Baking Sheet with Baking Paper

Cooking steps

1

Preheat the oven to 240°C/220°C fan/gas mark 9. Chop the sweet potatoes into 2cm chunks (peeling optional).
Add the sweet potato chunks to a large (lined) baking tray. Drizzle with oil, season with salt and pepper then toss to coat. Spread out in a single layer. When the oven is hot, roast on the top shelf until golden, 20-30 mins. Turn halfway through. TIP: Use two baking trays if necessary.

2

Trim the cucumber, then quarter lengthways. Chop widthways into small pieces. 

Cut the tomato into 2cm chunks.

Trim and thinly slice the scallion. 

Trim the salad leaves, then thinly slice or tear into bite-sized pieces.

3

With 15 mins of potato cooking time remaining, scatter the sesame seeds over the potato and cook for the remaining time in the oven. 

4

Just before serving, toss the salad leaves, tomato and cucumber with the sweet Asian dressing. Season to taste with salt and pepper. 
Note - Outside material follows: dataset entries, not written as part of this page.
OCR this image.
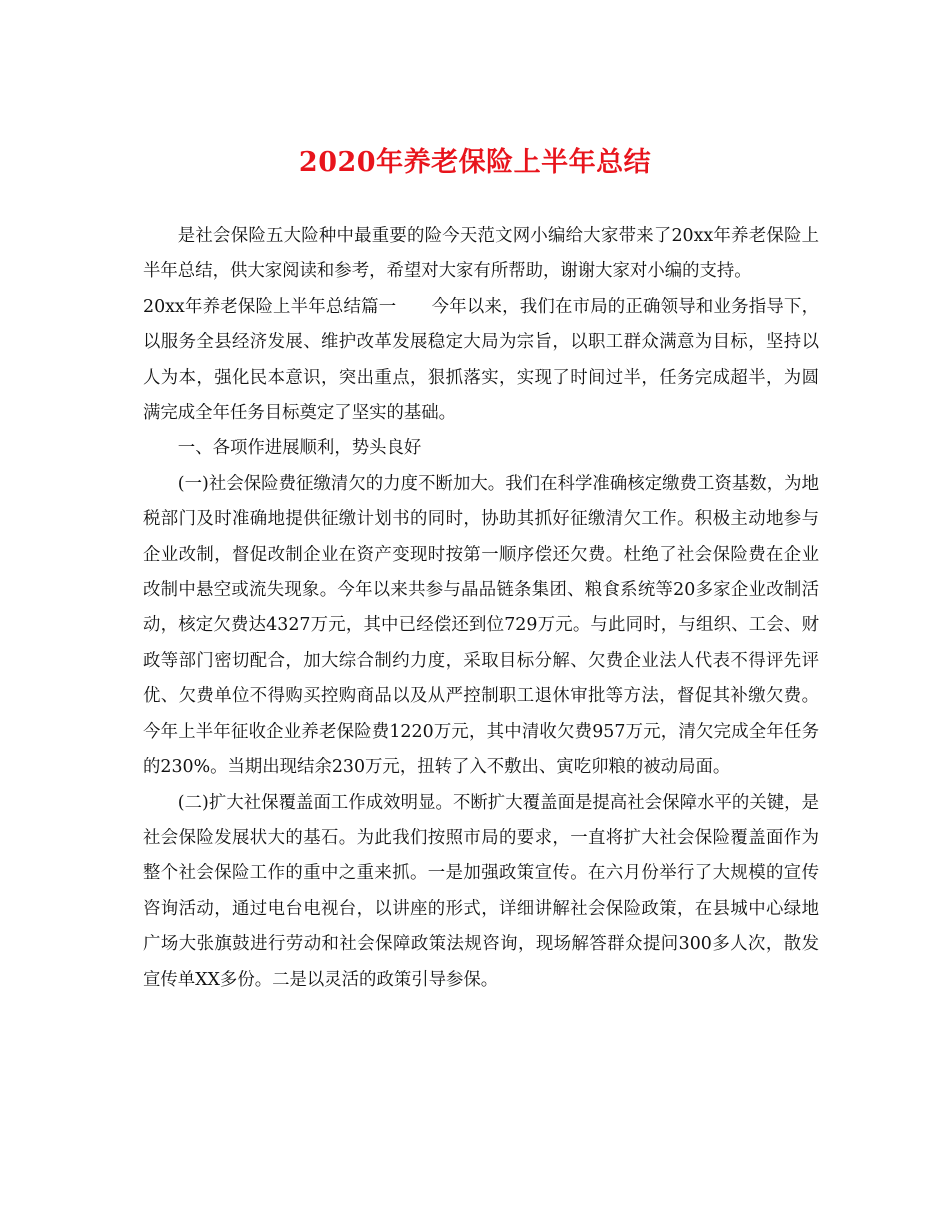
2020年养老保险上半年总结

是社会保险五大险种中最重要的险今天范文网小编给大家带来了20xx年养老保险上半年总结，供大家阅读和参考，希望对大家有所帮助，谢谢大家对小编的支持。

20xx年养老保险上半年总结篇一　　今年以来，我们在市局的正确领导和业务指导下，以服务全县经济发展、维护改革发展稳定大局为宗旨，以职工群众满意为目标，坚持以人为本，强化民本意识，突出重点，狠抓落实，实现了时间过半，任务完成超半，为圆满完成全年任务目标奠定了坚实的基础。

一、各项作进展顺利，势头良好

(一)社会保险费征缴清欠的力度不断加大。我们在科学准确核定缴费工资基数，为地税部门及时准确地提供征缴计划书的同时，协助其抓好征缴清欠工作。积极主动地参与企业改制，督促改制企业在资产变现时按第一顺序偿还欠费。杜绝了社会保险费在企业改制中悬空或流失现象。今年以来共参与晶品链条集团、粮食系统等20多家企业改制活动，核定欠费达4327万元，其中已经偿还到位729万元。与此同时，与组织、工会、财政等部门密切配合，加大综合制约力度，采取目标分解、欠费企业法人代表不得评先评优、欠费单位不得购买控购商品以及从严控制职工退休审批等方法，督促其补缴欠费。今年上半年征收企业养老保险费1220万元，其中清收欠费957万元，清欠完成全年任务的230%。当期出现结余230万元，扭转了入不敷出、寅吃卯粮的被动局面。

(二)扩大社保覆盖面工作成效明显。不断扩大覆盖面是提高社会保障水平的关键，是社会保险发展状大的基石。为此我们按照市局的要求，一直将扩大社会保险覆盖面作为整个社会保险工作的重中之重来抓。一是加强政策宣传。在六月份举行了大规模的宣传咨询活动，通过电台电视台，以讲座的形式，详细讲解社会保险政策，在县城中心绿地广场大张旗鼓进行劳动和社会保障政策法规咨询，现场解答群众提问300多人次，散发宣传单XX多份。二是以灵活的政策引导参保。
Mix the soy sauce with the scallion in a small bowl. 

5

Place a pan on medium-high heat with a drizzle of oil.
Once hot, add the gyozas and fry until golden on the bottom, 4-6 mins.
Add a splash of water, cover and cook for another 2-3 mins.
Tip: Turn the gyozas carefully to avoid tearing.

6

Divide the sesame roasted potatoes, vegetable gyozas and tossed salad between plates. Serve the aioli and soy sauce with scallion on the side for dipping.